Waktu malam sudah berada di sepertiga akhir, namun mata Afzan masih belum bisa terpejam. Ia memilih beranjak bangun dan mendirikan sholat sunnah. Begitulah cara Afzan yang sekarang menghadapi kecemasannya. Mengadu pada sang pemilik hati yang mutlak bisa membolak-balikan hati. Doanya terucap lirih penuh kecemasan. 

"Yaa Robb, seandainya memang jalan yang aku ambil penuh hikmah, maka mudahkan. Ridhoi jalan kami. Sungguh, aku berniat menikah karena Engkau, karena aku ingin menyempurnakan separuh agamaku. Jika, sekiranya belum ada cinta di hati kami, biarkan Engkau yang menumbuhkannya segera setelah kami halal. Agar berjalan sakinah mawaddah wa rohmah bahtera rumah tangga kami." 

Afzan berusaha meyakinkan hatinya bahwa kini ia sudah siap. Bahwa Aruna bukanlah Ralien. Aruna sudah mendengar sisi kelam hidupnya, dan mau menerima. Kisah kelam itu tak akan terjadi lagi kini. 

Keesokan harinya. 

Masih di Rumah Sakit, orang tua Afzan menemui orang tua Aruna. Mereka mengutarakan maksud kedatangannya adalah untuk melamar Aruna. Keluarga sudah memasrahkan pilihan pada anak mereka, semuanya hanya bisa mendoakan agar pilihan mereka adalah yang terbaik menurut Tuhan dan pandangan manusia.

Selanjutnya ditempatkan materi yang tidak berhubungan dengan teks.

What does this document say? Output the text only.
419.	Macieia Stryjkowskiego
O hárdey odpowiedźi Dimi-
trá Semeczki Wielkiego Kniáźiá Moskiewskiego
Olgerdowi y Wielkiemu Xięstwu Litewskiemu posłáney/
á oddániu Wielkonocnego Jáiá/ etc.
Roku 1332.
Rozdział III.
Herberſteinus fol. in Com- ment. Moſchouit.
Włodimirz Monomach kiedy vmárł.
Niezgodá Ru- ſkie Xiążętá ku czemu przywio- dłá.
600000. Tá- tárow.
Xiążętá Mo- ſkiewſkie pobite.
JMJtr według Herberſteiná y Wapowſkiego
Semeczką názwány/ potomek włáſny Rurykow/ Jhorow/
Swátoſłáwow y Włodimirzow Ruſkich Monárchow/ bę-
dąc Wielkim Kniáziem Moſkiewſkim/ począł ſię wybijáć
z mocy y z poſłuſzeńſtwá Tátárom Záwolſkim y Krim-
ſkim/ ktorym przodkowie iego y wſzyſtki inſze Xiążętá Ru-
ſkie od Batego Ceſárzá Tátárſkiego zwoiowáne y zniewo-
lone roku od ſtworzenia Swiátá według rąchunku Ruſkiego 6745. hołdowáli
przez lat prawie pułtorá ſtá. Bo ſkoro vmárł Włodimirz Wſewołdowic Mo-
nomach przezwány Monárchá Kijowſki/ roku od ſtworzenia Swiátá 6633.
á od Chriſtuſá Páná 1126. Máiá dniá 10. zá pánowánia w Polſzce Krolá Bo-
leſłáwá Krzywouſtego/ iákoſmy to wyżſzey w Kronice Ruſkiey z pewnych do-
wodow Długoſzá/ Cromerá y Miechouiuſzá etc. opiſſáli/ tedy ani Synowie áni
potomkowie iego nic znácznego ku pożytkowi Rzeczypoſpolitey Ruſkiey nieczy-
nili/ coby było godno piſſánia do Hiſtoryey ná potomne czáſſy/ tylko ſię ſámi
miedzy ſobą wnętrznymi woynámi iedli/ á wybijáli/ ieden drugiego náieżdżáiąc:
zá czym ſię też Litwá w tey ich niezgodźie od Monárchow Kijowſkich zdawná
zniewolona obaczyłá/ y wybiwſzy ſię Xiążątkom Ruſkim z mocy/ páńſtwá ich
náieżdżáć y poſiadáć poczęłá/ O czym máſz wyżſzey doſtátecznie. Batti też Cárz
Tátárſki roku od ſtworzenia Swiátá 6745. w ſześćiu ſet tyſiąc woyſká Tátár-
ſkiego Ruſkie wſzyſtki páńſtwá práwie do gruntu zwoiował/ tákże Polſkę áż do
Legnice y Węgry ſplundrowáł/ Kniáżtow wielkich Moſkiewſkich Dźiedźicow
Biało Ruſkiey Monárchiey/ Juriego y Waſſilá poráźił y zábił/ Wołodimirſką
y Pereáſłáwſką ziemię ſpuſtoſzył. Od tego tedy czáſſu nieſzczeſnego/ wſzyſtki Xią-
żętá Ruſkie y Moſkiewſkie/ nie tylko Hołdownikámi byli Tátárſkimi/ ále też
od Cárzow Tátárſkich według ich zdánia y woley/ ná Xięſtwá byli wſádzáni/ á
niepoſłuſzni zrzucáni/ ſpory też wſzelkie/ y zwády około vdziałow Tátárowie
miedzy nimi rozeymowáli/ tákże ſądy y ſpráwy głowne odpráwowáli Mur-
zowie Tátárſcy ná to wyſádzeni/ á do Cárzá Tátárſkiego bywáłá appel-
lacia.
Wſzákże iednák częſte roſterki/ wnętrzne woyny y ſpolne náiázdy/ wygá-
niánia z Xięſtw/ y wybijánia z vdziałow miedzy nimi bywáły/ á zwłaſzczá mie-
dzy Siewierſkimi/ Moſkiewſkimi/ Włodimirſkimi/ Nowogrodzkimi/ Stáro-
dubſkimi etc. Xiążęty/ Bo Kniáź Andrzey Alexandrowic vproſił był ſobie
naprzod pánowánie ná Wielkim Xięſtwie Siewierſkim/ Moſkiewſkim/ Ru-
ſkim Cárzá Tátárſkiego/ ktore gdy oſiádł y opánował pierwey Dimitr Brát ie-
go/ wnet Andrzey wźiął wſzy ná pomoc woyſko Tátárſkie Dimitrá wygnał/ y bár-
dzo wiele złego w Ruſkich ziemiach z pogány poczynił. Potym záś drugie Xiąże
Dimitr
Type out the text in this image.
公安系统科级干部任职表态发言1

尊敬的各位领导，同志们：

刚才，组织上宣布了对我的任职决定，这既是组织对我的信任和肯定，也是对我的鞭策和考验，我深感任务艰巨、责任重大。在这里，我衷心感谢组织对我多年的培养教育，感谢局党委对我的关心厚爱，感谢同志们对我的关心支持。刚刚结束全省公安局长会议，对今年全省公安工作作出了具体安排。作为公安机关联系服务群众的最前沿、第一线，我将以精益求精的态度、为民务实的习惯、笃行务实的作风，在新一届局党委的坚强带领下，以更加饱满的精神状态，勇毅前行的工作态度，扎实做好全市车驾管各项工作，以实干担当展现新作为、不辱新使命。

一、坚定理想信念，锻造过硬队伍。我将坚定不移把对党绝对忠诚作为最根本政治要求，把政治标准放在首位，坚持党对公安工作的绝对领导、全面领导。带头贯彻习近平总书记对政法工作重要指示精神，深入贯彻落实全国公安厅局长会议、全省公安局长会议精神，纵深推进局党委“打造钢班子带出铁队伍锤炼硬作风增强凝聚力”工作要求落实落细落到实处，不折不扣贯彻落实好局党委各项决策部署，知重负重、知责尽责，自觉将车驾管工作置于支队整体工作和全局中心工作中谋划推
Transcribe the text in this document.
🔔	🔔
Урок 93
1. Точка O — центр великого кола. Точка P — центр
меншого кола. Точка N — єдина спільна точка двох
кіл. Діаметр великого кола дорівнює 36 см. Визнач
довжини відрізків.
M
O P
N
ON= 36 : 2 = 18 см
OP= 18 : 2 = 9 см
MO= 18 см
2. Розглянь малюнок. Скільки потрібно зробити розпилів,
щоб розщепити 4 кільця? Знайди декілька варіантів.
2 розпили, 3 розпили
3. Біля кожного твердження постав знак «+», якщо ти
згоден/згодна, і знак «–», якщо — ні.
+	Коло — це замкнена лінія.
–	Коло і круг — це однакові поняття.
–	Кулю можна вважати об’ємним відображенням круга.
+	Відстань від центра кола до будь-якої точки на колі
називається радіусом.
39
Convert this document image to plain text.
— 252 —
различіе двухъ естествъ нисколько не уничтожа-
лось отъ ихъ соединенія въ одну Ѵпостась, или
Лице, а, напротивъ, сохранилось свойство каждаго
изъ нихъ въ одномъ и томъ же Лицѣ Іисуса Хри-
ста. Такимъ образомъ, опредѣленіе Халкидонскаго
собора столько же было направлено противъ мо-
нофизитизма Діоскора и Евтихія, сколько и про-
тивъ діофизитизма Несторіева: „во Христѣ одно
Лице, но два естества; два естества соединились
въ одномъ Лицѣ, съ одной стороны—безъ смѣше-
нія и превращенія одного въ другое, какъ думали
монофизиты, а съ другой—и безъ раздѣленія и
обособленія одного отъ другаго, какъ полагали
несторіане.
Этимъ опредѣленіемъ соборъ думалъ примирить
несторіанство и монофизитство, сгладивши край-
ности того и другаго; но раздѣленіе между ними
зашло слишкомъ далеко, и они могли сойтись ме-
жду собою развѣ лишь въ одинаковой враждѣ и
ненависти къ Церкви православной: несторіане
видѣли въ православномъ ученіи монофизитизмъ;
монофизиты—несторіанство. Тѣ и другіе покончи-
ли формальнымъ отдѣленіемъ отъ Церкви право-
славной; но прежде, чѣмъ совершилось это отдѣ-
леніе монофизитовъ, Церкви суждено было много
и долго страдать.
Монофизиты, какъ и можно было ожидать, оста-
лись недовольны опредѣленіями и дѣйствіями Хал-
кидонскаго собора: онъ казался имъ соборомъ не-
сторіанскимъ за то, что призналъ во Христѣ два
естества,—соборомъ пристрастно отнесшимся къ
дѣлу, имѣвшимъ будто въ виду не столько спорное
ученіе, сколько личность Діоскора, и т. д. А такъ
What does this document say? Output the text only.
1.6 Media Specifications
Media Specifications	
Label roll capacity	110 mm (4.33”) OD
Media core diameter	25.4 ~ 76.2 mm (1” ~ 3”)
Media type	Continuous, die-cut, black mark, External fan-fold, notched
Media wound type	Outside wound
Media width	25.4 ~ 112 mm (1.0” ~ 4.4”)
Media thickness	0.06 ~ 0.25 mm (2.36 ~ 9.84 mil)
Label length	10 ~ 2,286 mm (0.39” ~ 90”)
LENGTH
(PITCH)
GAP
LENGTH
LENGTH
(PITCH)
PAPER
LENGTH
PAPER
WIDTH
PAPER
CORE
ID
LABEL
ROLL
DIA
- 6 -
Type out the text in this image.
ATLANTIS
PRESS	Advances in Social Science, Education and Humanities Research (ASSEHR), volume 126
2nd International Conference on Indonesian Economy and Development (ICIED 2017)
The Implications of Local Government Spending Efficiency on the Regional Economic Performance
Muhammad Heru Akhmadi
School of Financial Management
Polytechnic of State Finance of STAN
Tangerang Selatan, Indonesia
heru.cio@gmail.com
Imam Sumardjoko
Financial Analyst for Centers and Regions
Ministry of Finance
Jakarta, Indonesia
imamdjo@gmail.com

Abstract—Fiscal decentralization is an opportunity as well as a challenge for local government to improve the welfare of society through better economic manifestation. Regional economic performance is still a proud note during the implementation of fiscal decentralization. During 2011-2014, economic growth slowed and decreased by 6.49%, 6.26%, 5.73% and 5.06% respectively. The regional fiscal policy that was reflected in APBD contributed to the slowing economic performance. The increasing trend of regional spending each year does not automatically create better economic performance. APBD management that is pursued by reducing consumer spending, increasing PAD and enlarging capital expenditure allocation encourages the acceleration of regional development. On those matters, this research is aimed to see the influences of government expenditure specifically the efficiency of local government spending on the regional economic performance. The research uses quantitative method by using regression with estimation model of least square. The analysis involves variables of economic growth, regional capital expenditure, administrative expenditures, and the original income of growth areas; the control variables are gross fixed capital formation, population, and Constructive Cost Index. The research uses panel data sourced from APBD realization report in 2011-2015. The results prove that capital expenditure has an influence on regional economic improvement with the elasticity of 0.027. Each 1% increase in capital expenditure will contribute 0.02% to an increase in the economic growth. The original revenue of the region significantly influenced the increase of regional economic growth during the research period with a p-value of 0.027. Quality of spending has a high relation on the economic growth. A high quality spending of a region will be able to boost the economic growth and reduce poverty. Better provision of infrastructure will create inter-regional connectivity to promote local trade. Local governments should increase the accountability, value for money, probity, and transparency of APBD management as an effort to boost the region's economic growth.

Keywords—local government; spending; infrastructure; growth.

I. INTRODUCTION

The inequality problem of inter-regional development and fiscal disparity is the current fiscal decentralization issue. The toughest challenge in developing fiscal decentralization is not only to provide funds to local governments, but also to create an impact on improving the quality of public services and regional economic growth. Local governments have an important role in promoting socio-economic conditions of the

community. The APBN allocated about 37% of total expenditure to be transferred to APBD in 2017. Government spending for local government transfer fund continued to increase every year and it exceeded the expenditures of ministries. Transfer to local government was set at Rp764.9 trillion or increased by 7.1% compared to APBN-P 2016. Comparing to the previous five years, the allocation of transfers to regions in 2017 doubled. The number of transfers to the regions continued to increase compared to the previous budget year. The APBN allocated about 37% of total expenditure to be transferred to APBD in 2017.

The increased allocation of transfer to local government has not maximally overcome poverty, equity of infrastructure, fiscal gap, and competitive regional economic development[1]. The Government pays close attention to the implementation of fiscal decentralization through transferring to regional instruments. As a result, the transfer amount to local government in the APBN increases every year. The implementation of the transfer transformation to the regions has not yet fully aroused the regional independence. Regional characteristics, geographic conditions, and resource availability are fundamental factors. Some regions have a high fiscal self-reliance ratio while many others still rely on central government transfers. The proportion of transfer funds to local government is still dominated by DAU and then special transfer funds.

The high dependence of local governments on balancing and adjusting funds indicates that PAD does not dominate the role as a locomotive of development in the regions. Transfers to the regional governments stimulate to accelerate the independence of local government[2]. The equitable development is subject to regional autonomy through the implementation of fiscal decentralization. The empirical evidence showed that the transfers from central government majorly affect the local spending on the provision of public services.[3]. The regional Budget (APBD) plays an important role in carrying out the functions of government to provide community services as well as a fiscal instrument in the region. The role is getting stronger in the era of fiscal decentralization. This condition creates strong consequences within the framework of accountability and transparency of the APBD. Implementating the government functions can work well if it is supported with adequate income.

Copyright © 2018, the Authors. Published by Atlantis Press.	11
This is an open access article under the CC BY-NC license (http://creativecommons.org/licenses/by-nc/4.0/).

Bu Maryam memeluk haru putrinya. Bu Maryam sadar, Aruna melakukan ini untuk membahagiakan orang tuanya. Ia merasa sedikit egois, namun tak dipungkiri dalam hatinya berdesir bahagia karena calon suami putrinya adalah Afzan. Pria yang beberapa hari ini banyak membantu keluarganya. Walau hanya beberapa hari, namun Bu Maryam merasa yakin, dia pria yang tepat untuk Aruna.

Mereka tak perlu acara pertunangan untuk segera melanjutkan ke jenjang pernikahan. Setelah obrolan itu, tanggal pernikahan segera disepakati. Bulan depan, mereka akan melangsungkan ijab qobul mengikat hubungan dalam ikatan halal.

Dalam bahagia yang dirasakan keluarganya, Aruna justru memendam duka karena belum mendapat jawaban dari Adrian. Ia membalut sendunya itu dengan rapat agar tak ada cela terlihat oleh yang lain.

Dalam bincang bahagia itu, ponsel Aruna menerima pesan dari Kirana. Memberitahu bahwa dia ada di depan ruangan Pak Adnan, namun canggung untuk masuk karena melihat ada keluarga Afzan di sana.

Aruna meminta izin menemui Kirana di luar. Saat pintu dibuka, wajah Kirana sudah terlihat cemas menatap Aruna.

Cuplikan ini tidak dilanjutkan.